Molecular Memory heralds New Data Storage

An MIT team of researchers in the Department of Physics, led by Jagadeesh Moodera, have developed a new technology to store data they call “molecular memory.” The technology, which was reported in MIT News, stores data in individual molecules known as graphene fragments at room temperature. The graphene molecules consist largely of flat sheets of carbon, which are attached to zinc atoms attached to zinc atoms. This makes them easier to align during the manufacturing process.

The technology to use single molecules to store data is not new, but previous attempts requires the use of two ferromagnetic electrodes to confine the molecules. The new MIT technology requires only one ferromagnetic electrode, which will simplify the manufacturing process. Another advantage of this technology is the fact that the graphene fragments are contained in flat sheets of graphene that can be deposited in very thin layers with precise positioning, simplifying further the manufacturing process.

The normal process of using two ferromagnetic electrodes to store data in molecules consists of changing the relative magnetic orientation of the two electrodes, a situation that produces an increase in the conductivity of the molecules.
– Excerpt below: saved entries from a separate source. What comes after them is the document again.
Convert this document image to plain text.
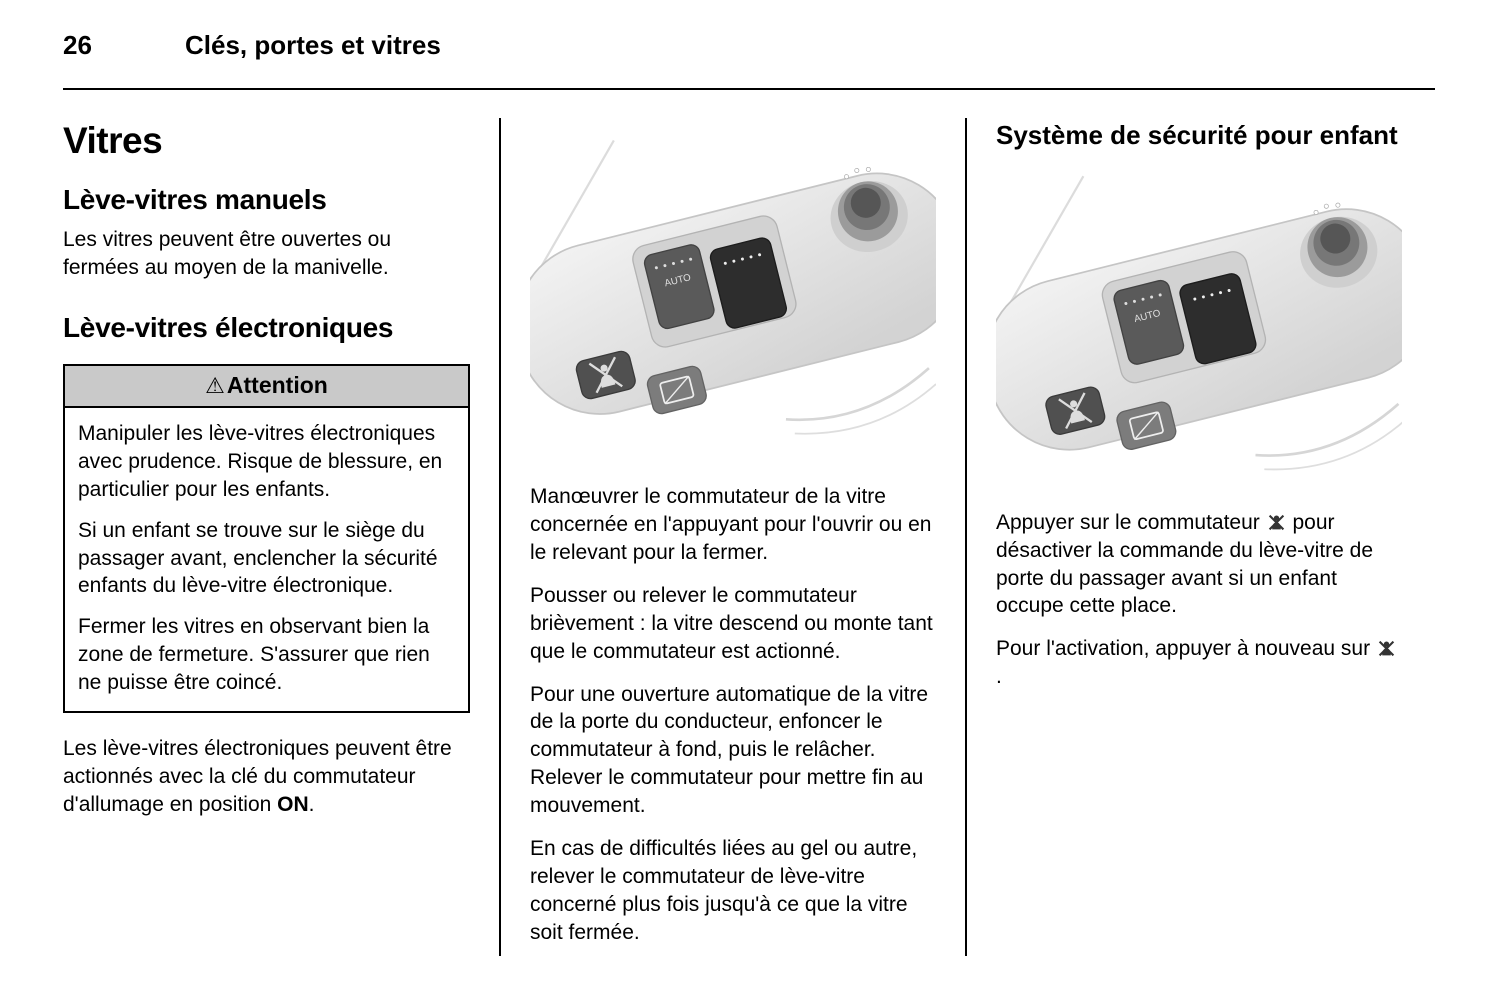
26	Clés, portes et vitres
Vitres
Lève-vitres manuels

Les vitres peuvent être ouvertes ou fermées au moyen de la manivelle.

Lève-vitres électroniques
⚠Attention

Manipuler les lève-vitres électroniques avec prudence. Risque de blessure, en particulier pour les enfants.

Si un enfant se trouve sur le siège du passager avant, enclencher la sécurité enfants du lève-vitre électronique.

Fermer les vitres en observant bien la zone de fermeture. S'assurer que rien ne puisse être coincé.

Les lève-vitres électroniques peuvent être actionnés avec la clé du commutateur d'allumage en position ON.

Manœuvrer le commutateur de la vitre concernée en l'appuyant pour l'ouvrir ou en le relevant pour la fermer.

Pousser ou relever le commutateur brièvement : la vitre descend ou monte tant que le commutateur est actionné.

Pour une ouverture automatique de la vitre de la porte du conducteur, enfoncer le commutateur à fond, puis le relâcher. Relever le commutateur pour mettre fin au mouvement.

En cas de difficultés liées au gel ou autre, relever le commutateur de lève-vitre concerné plus fois jusqu'à ce que la vitre soit fermée.

Système de sécurité pour enfant

Appuyer sur le commutateur
pour désactiver la commande du lève-vitre de porte du passager avant si un enfant occupe cette place.

Pour l'activation, appuyer à nouveau sur
.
The two states of conductivity represent the 1’s and 0’s of data in binary logic.

Moodera’s group found that the same two states of conductivity can be created with only one ferromagnetic electrode. “The ability to alter the molecule’s conductivity with only one electrode could drastically simplify the manufacturing process of molecular memory,” said Moodera

Self-Assembled Silica Microwires

An international team of researchers from Australia and France developed a method to produce silica microwires by “coaxing” silica nanoparticles to self-assemble into highly uniform silica wires. The researchers describe the manufacturing technique and its potential applications in the last issue of the Optical Society’s journal Optical Materials Express.
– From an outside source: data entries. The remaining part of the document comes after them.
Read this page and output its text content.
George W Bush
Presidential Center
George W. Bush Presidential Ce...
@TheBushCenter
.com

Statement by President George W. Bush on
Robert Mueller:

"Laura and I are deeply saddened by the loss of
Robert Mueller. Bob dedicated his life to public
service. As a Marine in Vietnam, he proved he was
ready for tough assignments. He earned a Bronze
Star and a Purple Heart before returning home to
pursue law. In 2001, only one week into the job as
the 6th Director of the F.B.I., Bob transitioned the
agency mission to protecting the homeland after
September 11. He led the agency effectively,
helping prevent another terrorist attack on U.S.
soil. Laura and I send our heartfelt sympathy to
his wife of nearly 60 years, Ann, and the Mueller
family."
According to the authors, this method of self-assembling will allow silica – in the form of microwires – to combine with any material. This is significant because silica is normally incompatible with most other materials.

“We’re currently living in the ‘Glass Age,’ based upon silica, which enables the Internet,” said John Canning, team member and a professor in the school of chemistry at The University of Sydney, New South Wales, Australia. “Silica’s high thermal processing, ruggedness, and unbeatable optical transparency over long distances equate to unprecedented capacity to transmit data and information all over the world.”
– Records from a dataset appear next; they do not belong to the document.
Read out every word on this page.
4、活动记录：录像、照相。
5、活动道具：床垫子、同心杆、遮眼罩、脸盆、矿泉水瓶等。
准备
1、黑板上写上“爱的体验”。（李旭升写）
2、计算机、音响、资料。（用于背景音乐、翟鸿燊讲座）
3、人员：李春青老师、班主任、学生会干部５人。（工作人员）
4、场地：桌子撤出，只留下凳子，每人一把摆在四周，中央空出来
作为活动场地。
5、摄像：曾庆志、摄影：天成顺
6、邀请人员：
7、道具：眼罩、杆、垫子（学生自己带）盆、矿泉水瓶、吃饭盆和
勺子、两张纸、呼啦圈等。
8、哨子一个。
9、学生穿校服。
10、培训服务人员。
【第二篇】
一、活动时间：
However, when bridging the gap between optical fiber (silica), transmitting data at light-speed, and the electronic and photonic components – such as switches, sensors, optical circuits - present in all networks requires some form of interconnect. The interconnection losses, however, are enormous making it one of the most important issues not already resolved in optical communications.

If the silicon microwires can be manufactured by self-assembly they could be combined with practically any material at the moment of manufacturing, and they would be the perfect materials to produce efficient interconnects that will not slow the transmission of data through the fiber.